Feinstein wrote: “The United States Geological Survey estimates that there is a greater than 99 percent chance that California will be hit by a 6.7 magnitude or greater earthquake within the next 30 years. In fact, the Survey estimates that California is struck by a magnitude 6.0 earthquake every 1.2 years, on average. I have visited the San Francisco and West Los Angeles Veterans Affairs Medical Centers and seen firsthand the deteriorating structures at high risk of collapse in a major earthquake.”
Full text of the letter follows:
November 17, 2015
Dear Director Donovan,
As you prepare the President’s Fiscal Year 2017 budget request for the Department of Veterans Affairs, I urge you to prioritize funding for structural and non-structural seismic corrections at facilities located in high earthquake hazard zones. I also request that you work with the department to ensure it takes appropriate steps to prepare for the next major earthquake disaster.
On Thursday, November 12, 2015, the Office of Inspector General released an audit at my request that included several troubling findings regarding seismic preparedness at the department’s health care facilities:
The department has not mitigated structural seismic risks for 28 of 97 critical buildings located in high or very high risk seismic zones. Nearly $7 billion worth of seismic corrections remain unfunded.
- The department has delayed corrections of nonstructural seismic safety hazards like heavy medical equipment and light fixtures, which are responsible for a many injuries and deaths during earthquakes.
- Only one of the 18 facilities surveyed had tested operational contingency plans in the event of a damaging earthquake. Practicing disaster response and contingency plans is a low-cost but effective step to improve disaster preparedness. The President’s May 2011 policy directive is one of many examples that stress the importance of federal agencies preparing for major disasters.

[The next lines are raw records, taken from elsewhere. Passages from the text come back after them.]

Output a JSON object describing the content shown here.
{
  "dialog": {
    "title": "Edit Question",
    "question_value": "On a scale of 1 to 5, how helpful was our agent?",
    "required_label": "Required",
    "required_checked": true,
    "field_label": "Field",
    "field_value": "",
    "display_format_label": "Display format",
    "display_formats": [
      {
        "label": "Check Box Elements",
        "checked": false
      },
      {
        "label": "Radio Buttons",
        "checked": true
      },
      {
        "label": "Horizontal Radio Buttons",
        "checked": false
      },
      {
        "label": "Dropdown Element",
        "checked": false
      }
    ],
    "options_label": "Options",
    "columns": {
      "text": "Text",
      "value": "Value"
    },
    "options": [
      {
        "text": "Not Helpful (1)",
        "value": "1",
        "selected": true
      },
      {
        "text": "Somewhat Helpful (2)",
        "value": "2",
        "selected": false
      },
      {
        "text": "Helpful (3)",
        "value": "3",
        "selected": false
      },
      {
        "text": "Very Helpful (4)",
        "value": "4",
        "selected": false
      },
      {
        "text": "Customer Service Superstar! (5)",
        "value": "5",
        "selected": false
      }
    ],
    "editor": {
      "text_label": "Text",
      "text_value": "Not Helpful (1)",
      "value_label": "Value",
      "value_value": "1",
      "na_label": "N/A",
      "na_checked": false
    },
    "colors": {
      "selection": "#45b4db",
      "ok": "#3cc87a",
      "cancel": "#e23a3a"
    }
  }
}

The United States Geological Survey estimates that there is a greater than 99 percent chance that California will be hit by a 6.7 magnitude or greater earthquake within the next 30 years. In fact, the Survey estimates that California is struck by a magnitude 6.0 earthquake every 1.2 years, on average. I have visited the San Francisco and West Los Angeles Veterans Affairs Medical Centers and seen firsthand the deteriorating structures at high risk of collapse in a major earthquake.
This is not a hypothetical concern. The 6.6 magnitude San Fernando earthquake in 1971 destroyed the hospital and medical complex of the San Fernando Veterans Affairs Medical Center. According to the National Oceanic and Atmospheric Administration, the damage to these federal buildings was responsible for 47 of the 58 (80 percent) deaths caused by the earthquake. The Fiscal Year 2017 budget must make seismic safety a priority in order to prevent such a tragedy from ever occurring again.
Even low magnitude earthquakes can pose a serious public safety risk to seismically unsafe buildings. A University of California, Los Angeles study of the 1994 Northridge Earthquake found that a significant number of earthquake casualties are caused by nonstructural components like furniture, fixtures, equipment, ceilings and pipes. This damage can impede safe evacuation, delay rescue, create fire hazards, slow post-disaster recovery, and increase repair costs. Simple steps like bolting bookcases to walls can save lives and make the department’s medical facilities more resilient.
I wrote to the President on October 6, 2015, urging him to prioritize seismic safety construction projects at California’s Veterans Affairs Medical Centers and again on November 5, 2015, asking him to direct federal agencies to better prepare for earthquakes. I hope that these warnings will not go unheeded.
I appreciate your attention to this request.